Investment of Lundbeckfonden’s available funds of around DKK 14 billion was impacted by volatility in the financial markets in 2015. Profits amounted to DKK 950 million, compared with DKK 2,228 million in 2014, corresponding to a return of approximately 7%, which was satisfactory.

At the end of September 2015, Lundbeckfonden became a major shareholder in FLSmidth, acquiring a shareholding of just over 10%. This is a long-term investment in a well-run company which, to date, has given the foundation a positive return.

Lundbeckfonden’s venture capital activities consist of 19 American and European life science companies. In 2015, we added three new companies to the portfolio. One company was sold and another closed down. Lundbeckfonden invested a total of DKK 361 million in Lundbeckfonden Ventures.
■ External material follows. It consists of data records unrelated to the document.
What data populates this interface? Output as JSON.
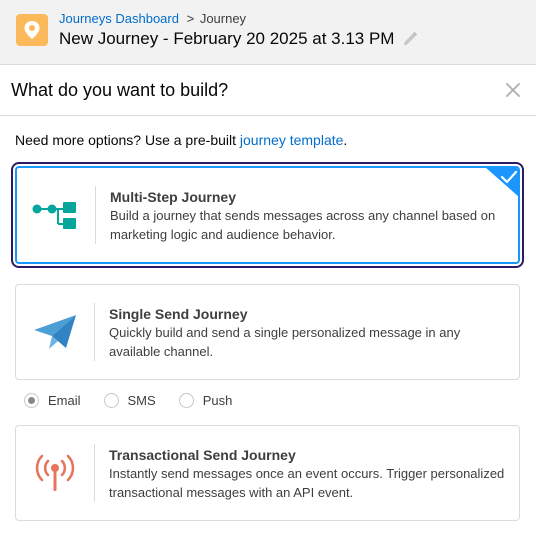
{
  "header": {
    "breadcrumb_link": "Journeys Dashboard",
    "breadcrumb_separator": ">",
    "breadcrumb_current": "Journey",
    "journey_name": "New Journey - February 20 2025 at 3.13 PM",
    "app_icon": "map-pin-icon",
    "edit_icon": "pencil-icon"
  },
  "modal": {
    "title": "What do you want to build?",
    "close_icon": "close-icon",
    "more_options_text": "Need more options? Use a pre-built ",
    "more_options_link": "journey template",
    "more_options_end": "."
  },
  "cards": {
    "multi_step": {
      "title": "Multi-Step Journey",
      "description": "Build a journey that sends messages across any channel based on marketing logic and audience behavior.",
      "icon": "flow-diagram-icon",
      "selected": true
    },
    "single_send": {
      "title": "Single Send Journey",
      "description": "Quickly build and send a single personalized message in any available channel.",
      "icon": "paper-plane-icon",
      "selected": false
    },
    "transactional": {
      "title": "Transactional Send Journey",
      "description": "Instantly send messages once an event occurs. Trigger personalized transactional messages with an API event.",
      "icon": "broadcast-antenna-icon",
      "selected": false
    }
  },
  "channels": {
    "options": [
      "Email",
      "SMS",
      "Push"
    ],
    "selected": "Email"
  },
  "colors": {
    "link": "#006dcc",
    "app_icon_bg": "#fcb95b",
    "selected_border": "#1b96ff",
    "selected_outline": "#2d1a63",
    "flow_icon": "#04a59a",
    "plane_icon": "#4b9fd5",
    "antenna_icon": "#e8755b"
  }
}
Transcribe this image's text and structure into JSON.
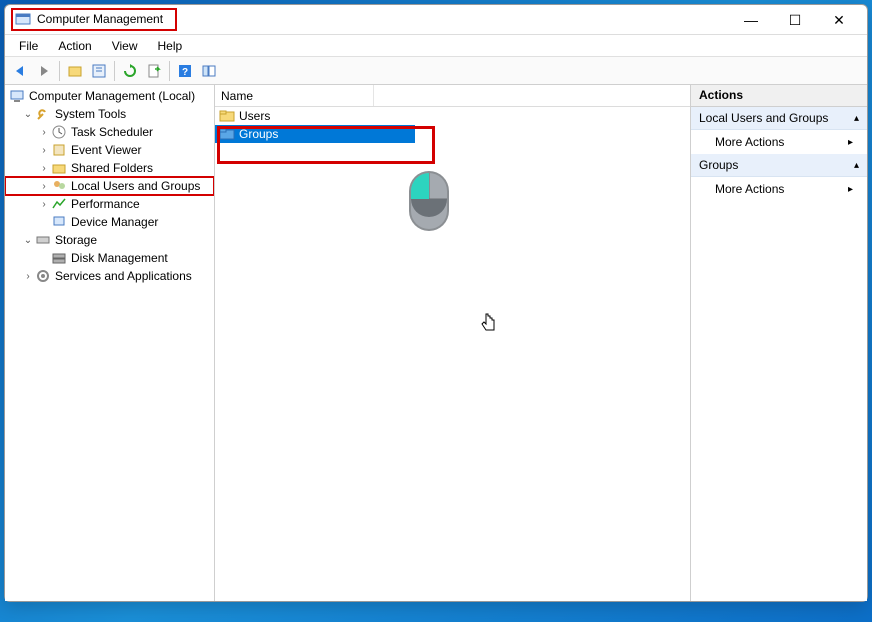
{
  "window": {
    "title": "Computer Management",
    "controls": {
      "minimize": "—",
      "maximize": "☐",
      "close": "✕"
    }
  },
  "menubar": [
    "File",
    "Action",
    "View",
    "Help"
  ],
  "tree": {
    "root": "Computer Management (Local)",
    "nodes": {
      "system_tools": "System Tools",
      "task_scheduler": "Task Scheduler",
      "event_viewer": "Event Viewer",
      "shared_folders": "Shared Folders",
      "local_users_groups": "Local Users and Groups",
      "performance": "Performance",
      "device_manager": "Device Manager",
      "storage": "Storage",
      "disk_management": "Disk Management",
      "services_apps": "Services and Applications"
    }
  },
  "list": {
    "header_name": "Name",
    "items": [
      {
        "label": "Users",
        "selected": false
      },
      {
        "label": "Groups",
        "selected": true
      }
    ]
  },
  "actions": {
    "header": "Actions",
    "sections": [
      {
        "title": "Local Users and Groups",
        "items": [
          "More Actions"
        ]
      },
      {
        "title": "Groups",
        "items": [
          "More Actions"
        ]
      }
    ]
  }
}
It was also decided to invest a further DKK 300 million over four years in early-stage life science companies, primarily based on Danish research. The first investment was in IO Biotech at the end of 2015, a company that originated from research in immunotherapy and cancer at Herlev Hospital. 

Changes to the Board of Trustees
Professor Povl Krogsgaard-Larsen will turn 75 on 17 May this year and, consequently, has reached the Foundation's retiring age. Clinical Professor Michael Kjær, MD, DMSc, of Bispebjerg Hospital and the University of Copenhagen will replace him as a new, independent member of the board.